According to Dr. Amir Chaboki, the program manager for Electro-Magnetic Rail Guns at BAE Systems, "The power is available. The challenge is how you use it." The Navy's electrically-propelled DDG 100 Destroyer, Chaboki says, is a prime candidate for the final 64-megajoule system. Around 72 megawatts (MW) of the vessel's power can be used for propulsion. But during combat, the destroyer's speed could be brought down, freeing up energy for a rail gun. Chaboki calculates that firing the 64-megajoule weapon six times per minute would require 16 MW of power, which would be supplied by either onboard capacitors or pulsed alternators. The more daunting challenge is the force of the rail gun itself: A few shots can dislodge the conducting rails—or even damage the barrel of the gun.
It is far better for the truth to tear my flesh to pieces, then for my soul to wander through darkness in eternal damnation.

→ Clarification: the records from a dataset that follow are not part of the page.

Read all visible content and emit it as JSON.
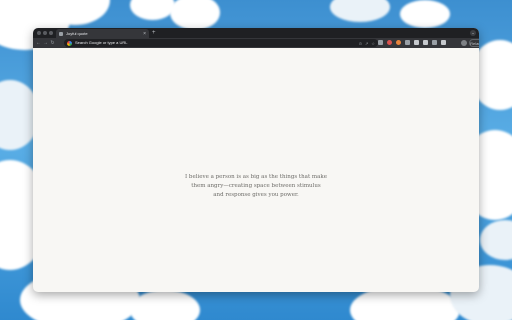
{
  "browser": {
    "tab_title": "Joyful quote",
    "tab_close": "×",
    "new_tab": "+",
    "tab_search": "⌄",
    "omnibox_placeholder": "Search Google or type a URL",
    "nav": {
      "back": "←",
      "forward": "→",
      "reload": "↻"
    },
    "omnibox_icons": {
      "cast": "⊙",
      "share": "↗",
      "bookmark": "☆"
    },
    "update_button": "Relaunch to update ⋮"
  },
  "quote": {
    "lines": [
      "I believe a person is as big as the things that make",
      "them angry—creating space between stimulus",
      "and response gives you power."
    ]
  },
  "colors": {
    "page_background": "#f8f7f4",
    "quote_text": "#6c6b67",
    "browser_chrome": "#35363a"
  }
}
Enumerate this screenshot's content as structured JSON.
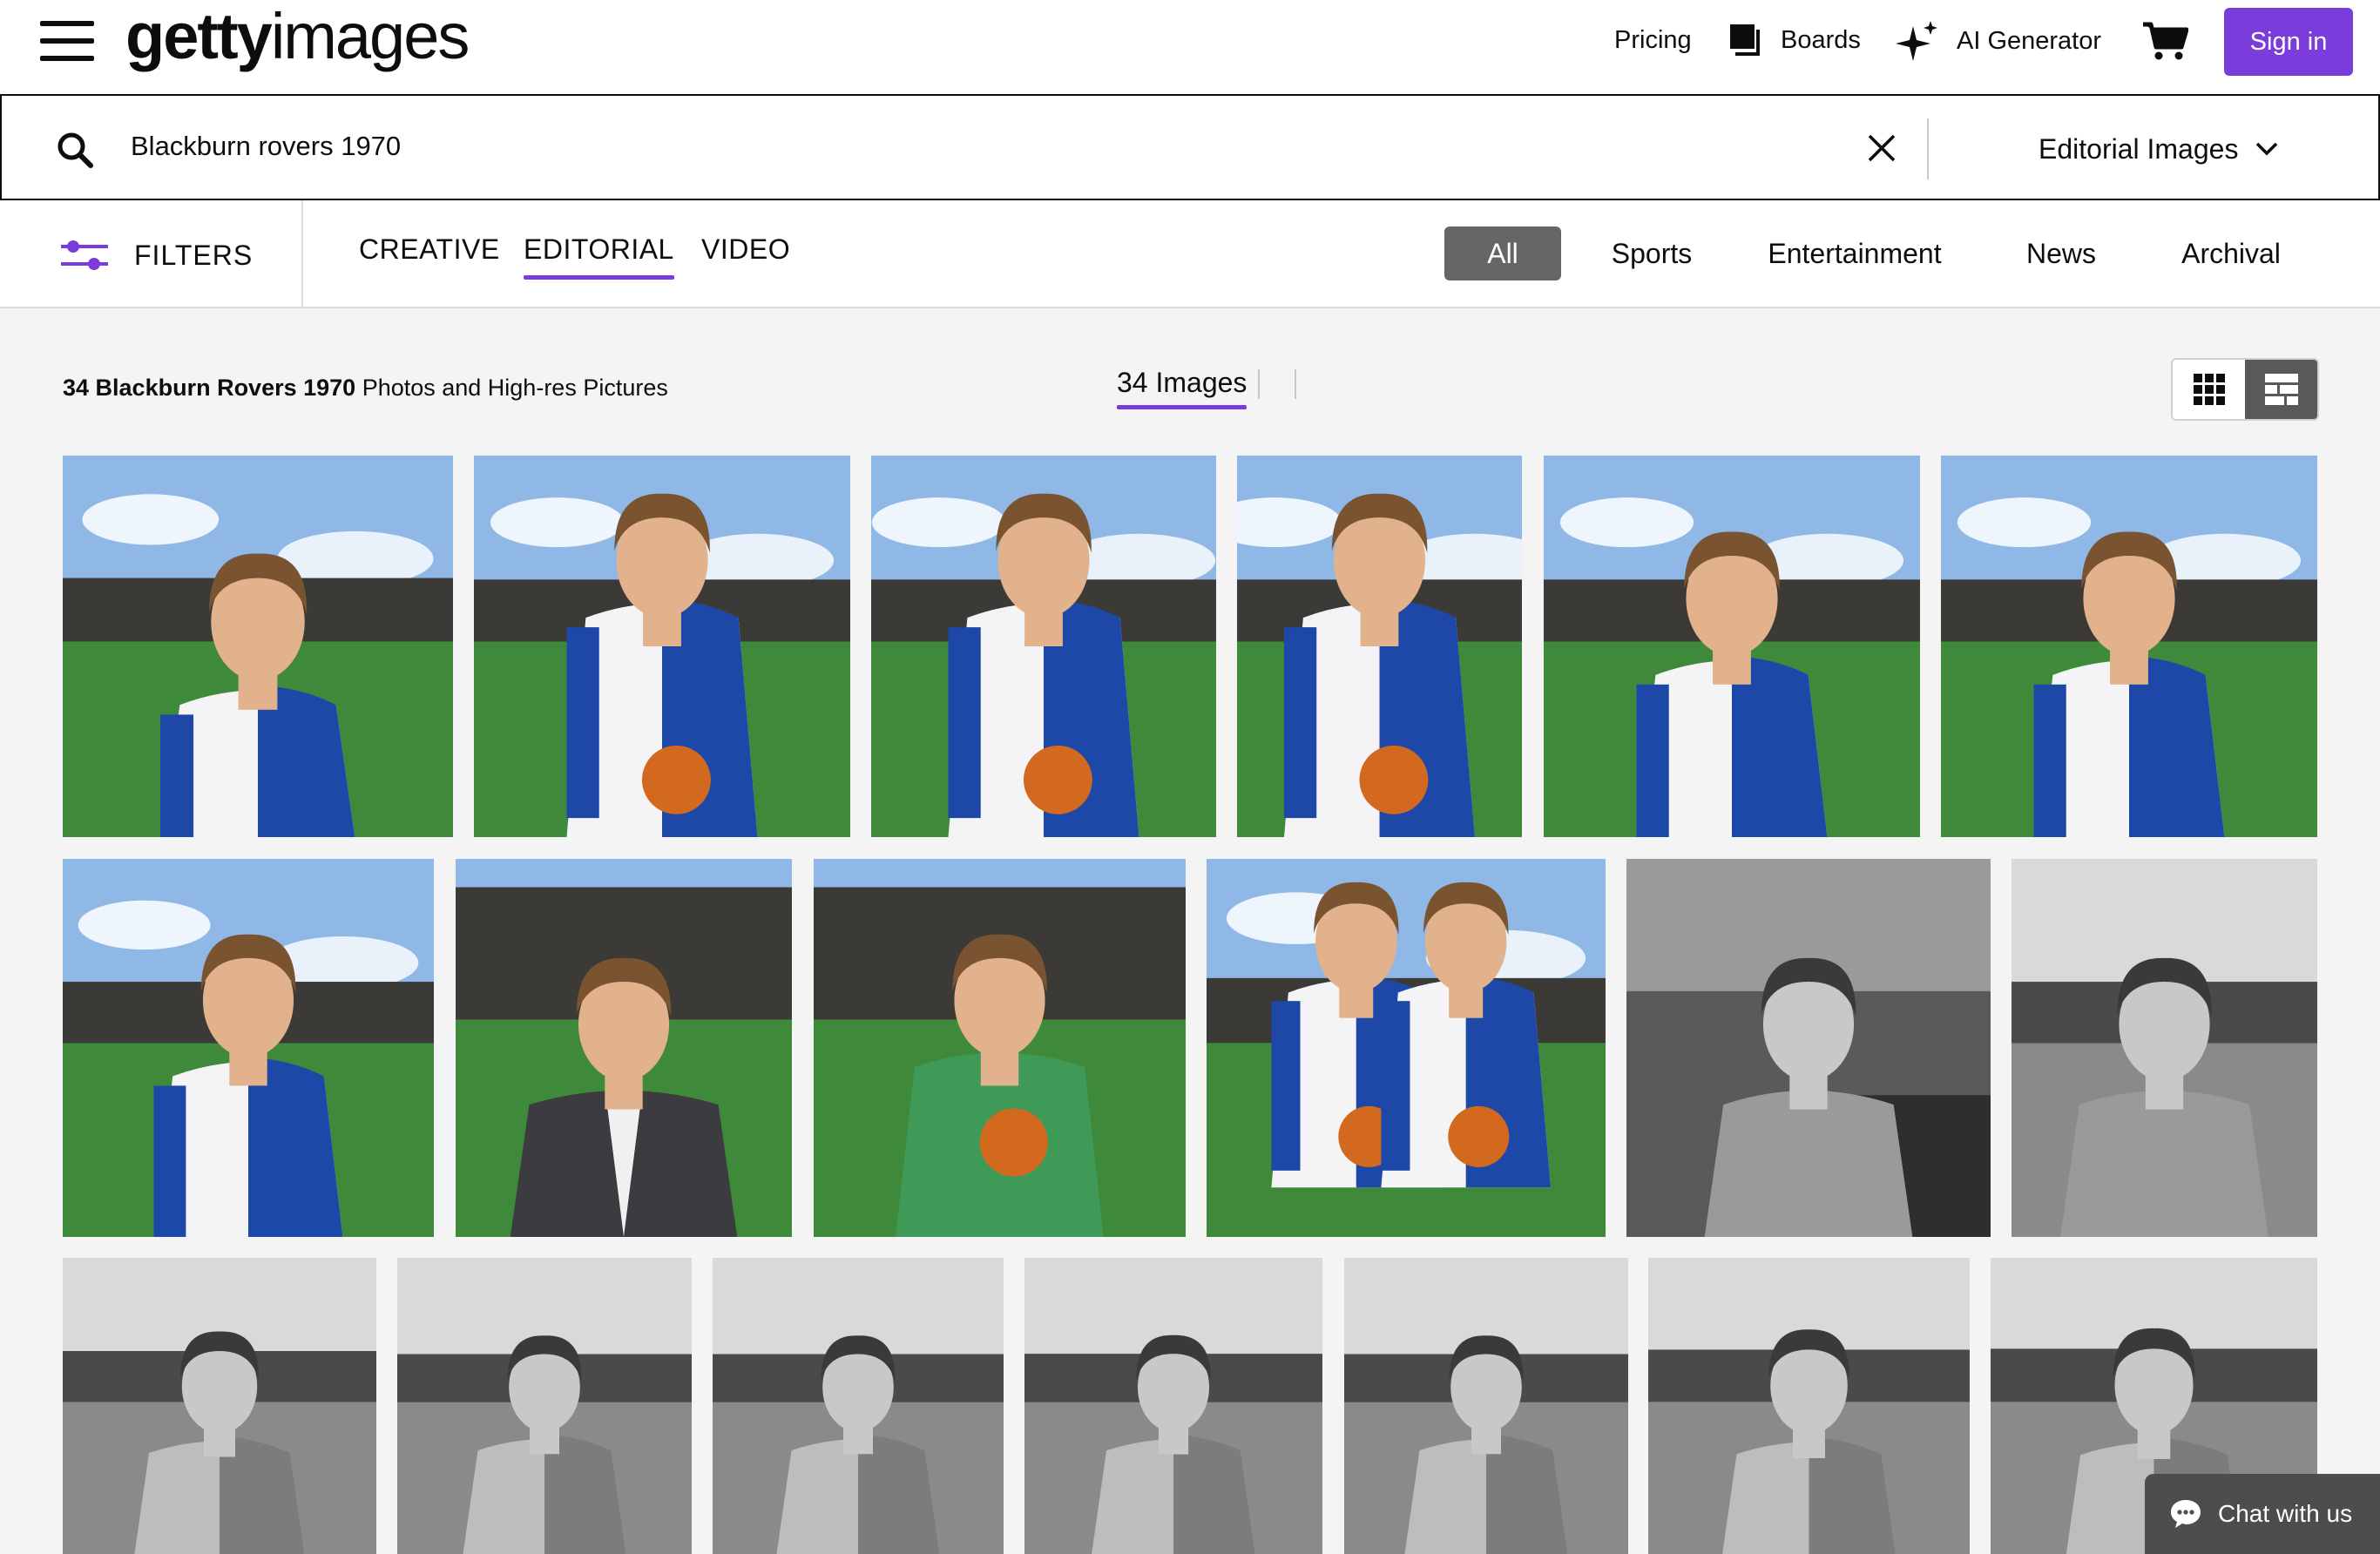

Jet: So what kind of woman is she? What's Julia like?
Faye: Ordinary. The kind of beautiful, dangerous ordinary that you just can't leave alone.
Jet: I see.
Faye: Like an angel from the underworld. Or a devil from Paradise.
--------------------------------------------
1 Karma Chameleon point

Razgovory

I've given it serious thought. I must scorn the ways of my family, and seek a Japanese woman to yield me my progeny. He shall live in the lands of the east, and be well tutored in his sacred trust to weave the best traditions of Japan and the Sacred South together, until such time as he (or, indeed his house, which will periodically require infusion of both Southern and Japanese bloodlines of note) can deliver to the South it's independence, either in this world or in space.  -Lettow April of 2011

Raz is right. -MadImmortalMan March of 2017

grumbler

Quote from: Viking on December 10, 2009, 04:43:34 AM
Quote from: jimmy olsen on December 10, 2009, 04:38:24 AM
Not just subs, carriers are nuclear too and we built quite a few nuclear cruisers in the past though.

They stopped making CGN's some time ago.
But not because of the fears of some lover of run-on sentences that "just don't like the idea that you design a ship with a nuclear reactor with the intention to put it in harms way where somebody might intentionally shoot weapons at it that might destroy the ship and disperse the nuclear fuel into the environment."  SSNs are still being made, and they are nuclear-powered.  CGNs were stopped (and even scrapped while quite young) because it simply costs too much to run a ship's nuclear power plant for the gain you get from it, for anything smaller than a carrier that is able to breath air.